The researchers found a simple and elegant solution to the problem. To make laser light more monochromatic, they used the very microresonators that generate optical frequency combs. That way they managed to retain nearly the same laser power and size—the microresonator is mere millimeters across—while also increasing monochromaticity by a factor of almost 1 billion. That is, the transmission band is narrowed down to attometers—billionths of a billionth of a meter—and an optical frequency comb is generated, if required.
"As of now, compact and inexpensive diode lasers are available for almost the entire optical spectrum," added Pavlov. "However, their natural linewidth and stability are insufficient for many prospective tasks. In this paper, we show that it is possible to effectively narrow down the wide spectrum of powerful multifrequency diode lasers, at almost no cost to power. The technique we employ involves using a microresonator as an external resonator to lock the laser diode frequency. In this system, the microresonator can both narrow the linewidth and generate the optical frequency comb."

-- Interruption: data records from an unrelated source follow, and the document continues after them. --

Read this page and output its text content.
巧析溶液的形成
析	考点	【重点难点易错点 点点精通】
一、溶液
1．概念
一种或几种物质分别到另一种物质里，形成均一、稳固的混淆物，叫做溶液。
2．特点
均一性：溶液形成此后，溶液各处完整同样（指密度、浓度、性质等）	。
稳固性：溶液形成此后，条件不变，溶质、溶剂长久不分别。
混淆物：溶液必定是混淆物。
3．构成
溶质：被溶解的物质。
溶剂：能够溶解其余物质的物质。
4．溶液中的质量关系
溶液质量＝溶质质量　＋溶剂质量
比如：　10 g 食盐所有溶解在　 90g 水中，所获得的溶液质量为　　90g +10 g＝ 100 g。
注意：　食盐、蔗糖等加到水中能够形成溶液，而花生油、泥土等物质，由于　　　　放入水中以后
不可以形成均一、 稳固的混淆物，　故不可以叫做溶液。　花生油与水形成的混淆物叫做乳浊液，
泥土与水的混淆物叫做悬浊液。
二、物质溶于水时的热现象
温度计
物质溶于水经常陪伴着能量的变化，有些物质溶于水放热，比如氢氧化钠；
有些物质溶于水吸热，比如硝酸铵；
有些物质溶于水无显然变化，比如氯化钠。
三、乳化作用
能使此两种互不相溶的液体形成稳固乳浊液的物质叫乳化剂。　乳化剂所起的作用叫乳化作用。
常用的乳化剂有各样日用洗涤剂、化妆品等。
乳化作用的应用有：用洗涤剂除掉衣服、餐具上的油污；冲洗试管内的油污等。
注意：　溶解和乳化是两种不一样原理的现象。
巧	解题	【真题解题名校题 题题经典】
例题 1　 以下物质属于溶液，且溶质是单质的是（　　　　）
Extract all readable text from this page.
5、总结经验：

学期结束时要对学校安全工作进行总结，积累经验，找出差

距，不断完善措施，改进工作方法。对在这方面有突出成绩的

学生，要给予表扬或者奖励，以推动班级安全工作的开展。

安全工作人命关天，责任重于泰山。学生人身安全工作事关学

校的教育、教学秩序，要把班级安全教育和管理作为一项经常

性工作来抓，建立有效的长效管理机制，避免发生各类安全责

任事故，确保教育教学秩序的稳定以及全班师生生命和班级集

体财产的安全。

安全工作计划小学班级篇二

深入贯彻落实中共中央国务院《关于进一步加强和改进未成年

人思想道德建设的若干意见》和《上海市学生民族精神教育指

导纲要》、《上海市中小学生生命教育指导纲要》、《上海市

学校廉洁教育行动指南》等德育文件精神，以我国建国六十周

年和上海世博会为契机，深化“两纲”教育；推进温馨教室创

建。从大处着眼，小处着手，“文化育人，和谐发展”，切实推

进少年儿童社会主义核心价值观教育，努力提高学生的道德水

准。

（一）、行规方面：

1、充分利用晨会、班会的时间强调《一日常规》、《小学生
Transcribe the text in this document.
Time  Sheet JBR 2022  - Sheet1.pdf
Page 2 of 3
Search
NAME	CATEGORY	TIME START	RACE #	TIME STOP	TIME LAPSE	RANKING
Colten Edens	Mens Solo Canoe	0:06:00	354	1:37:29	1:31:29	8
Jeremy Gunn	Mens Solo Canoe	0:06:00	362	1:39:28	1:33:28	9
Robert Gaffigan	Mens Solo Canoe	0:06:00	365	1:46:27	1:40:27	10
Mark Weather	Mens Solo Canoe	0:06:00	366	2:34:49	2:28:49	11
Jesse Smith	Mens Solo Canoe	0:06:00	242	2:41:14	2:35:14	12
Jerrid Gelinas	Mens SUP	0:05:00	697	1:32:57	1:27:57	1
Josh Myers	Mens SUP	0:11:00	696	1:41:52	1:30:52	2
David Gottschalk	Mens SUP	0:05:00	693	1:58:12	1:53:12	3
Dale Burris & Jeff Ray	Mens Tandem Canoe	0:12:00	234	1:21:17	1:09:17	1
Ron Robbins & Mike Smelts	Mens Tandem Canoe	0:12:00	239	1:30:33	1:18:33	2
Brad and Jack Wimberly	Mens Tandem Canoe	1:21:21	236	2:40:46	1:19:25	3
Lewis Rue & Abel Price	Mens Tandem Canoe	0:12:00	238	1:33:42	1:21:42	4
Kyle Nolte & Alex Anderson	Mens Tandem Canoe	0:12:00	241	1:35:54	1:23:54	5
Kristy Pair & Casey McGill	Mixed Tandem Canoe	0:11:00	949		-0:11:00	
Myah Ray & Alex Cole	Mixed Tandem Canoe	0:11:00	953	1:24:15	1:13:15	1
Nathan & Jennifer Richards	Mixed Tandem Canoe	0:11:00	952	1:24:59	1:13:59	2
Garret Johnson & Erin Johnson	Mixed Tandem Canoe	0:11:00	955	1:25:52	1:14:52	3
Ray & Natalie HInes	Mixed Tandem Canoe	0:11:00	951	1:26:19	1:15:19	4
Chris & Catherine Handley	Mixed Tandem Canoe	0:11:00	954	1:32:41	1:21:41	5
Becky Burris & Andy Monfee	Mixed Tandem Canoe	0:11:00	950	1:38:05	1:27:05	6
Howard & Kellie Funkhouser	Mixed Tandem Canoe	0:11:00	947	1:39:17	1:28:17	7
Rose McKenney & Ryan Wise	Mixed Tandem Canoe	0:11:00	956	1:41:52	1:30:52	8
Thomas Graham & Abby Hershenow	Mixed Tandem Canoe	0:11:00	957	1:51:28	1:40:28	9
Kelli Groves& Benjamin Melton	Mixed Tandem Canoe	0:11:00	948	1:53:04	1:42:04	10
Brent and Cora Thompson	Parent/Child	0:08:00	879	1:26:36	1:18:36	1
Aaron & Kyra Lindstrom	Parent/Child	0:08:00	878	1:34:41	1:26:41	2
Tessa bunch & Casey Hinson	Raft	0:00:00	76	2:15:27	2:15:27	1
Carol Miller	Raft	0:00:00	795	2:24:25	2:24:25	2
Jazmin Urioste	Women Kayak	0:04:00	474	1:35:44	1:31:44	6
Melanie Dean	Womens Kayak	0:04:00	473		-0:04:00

The proposed design has many possible applications. One of them is in telecommunications, wh ere it would considerably improve the bandwidth of fiber optic networks by increasing the number of channels. Another sphere that would benefit is the design of sensors, such as reflectometers used as the basis of security and monitoring systems. For example, if a fiber optic cable runs along a bridge or an oil pipeline, the light in the cable will respond to the slightest disturbances or variations in the geometry of the object, pinpointing potential problems.
Single-frequency lasers can be used in lidars, or optical radars, which are installed on self-driving cars, among other uses. Finally, the technology enables highly precise analyzers, such as those measuring the composition of air or running medical diagnostics, that could be integrated into smartphones or watches.
"The demand for such lasers would be really high," said Gorodetsky.
The physicist also pointed out that all authors of the paper are Russian researchers, which is a fairly rare occasion for publications in such a high-ranking journal.